The third layer to ‘Life Circuit’ is slightly more abstract and interpretative. Amongst all the noise and glitchy technical projections and set up, Lau included National Art’s Council’s statements visually projected and also aurally projected by a AI entity, as part of the interference. At first glance I was confused by the distinct foreign presence of the NAC statement beside the visual landscape of the other output.
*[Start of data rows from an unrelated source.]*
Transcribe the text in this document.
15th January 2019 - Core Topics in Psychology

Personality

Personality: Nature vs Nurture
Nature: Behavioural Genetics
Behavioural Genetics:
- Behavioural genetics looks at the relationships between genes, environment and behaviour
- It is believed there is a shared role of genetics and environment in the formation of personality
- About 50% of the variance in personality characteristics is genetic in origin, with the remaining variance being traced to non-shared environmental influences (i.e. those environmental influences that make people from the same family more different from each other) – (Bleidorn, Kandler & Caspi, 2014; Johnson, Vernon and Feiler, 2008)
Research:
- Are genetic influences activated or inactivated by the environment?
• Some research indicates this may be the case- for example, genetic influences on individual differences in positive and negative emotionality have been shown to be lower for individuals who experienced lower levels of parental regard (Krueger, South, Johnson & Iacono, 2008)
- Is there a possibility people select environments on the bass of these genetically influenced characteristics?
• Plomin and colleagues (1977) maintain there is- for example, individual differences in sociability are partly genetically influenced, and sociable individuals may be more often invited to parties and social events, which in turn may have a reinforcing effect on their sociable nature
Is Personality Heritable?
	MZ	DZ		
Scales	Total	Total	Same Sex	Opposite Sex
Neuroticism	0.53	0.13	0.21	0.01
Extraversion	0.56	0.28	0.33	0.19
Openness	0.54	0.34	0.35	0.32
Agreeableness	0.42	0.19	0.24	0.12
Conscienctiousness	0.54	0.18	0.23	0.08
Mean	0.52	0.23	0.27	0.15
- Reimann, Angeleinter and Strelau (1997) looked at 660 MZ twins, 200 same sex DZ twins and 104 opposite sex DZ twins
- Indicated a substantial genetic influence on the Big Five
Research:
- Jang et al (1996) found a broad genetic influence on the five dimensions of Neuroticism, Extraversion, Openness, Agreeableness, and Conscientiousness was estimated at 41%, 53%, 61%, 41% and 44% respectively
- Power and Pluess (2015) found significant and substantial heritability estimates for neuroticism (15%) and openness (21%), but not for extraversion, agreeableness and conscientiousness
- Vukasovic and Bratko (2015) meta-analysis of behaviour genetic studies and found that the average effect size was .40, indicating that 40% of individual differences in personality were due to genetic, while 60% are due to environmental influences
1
However his intentional inclusion of it is significant and makes us think about the correlation between it and ‘Life Circuit’. Personally I feel that it could be his way as an established Artist to critique the way Art in Singapore is restricted by a seemingly ‘harmless’ statement.

Maybe there should not be any directive or statement that governs what Art in Singapore should be.

Maybe by portraying it as interference his intention was to express how the Singapore art scene is stifled by the same pragmatic and capitalist values that our nation functions on.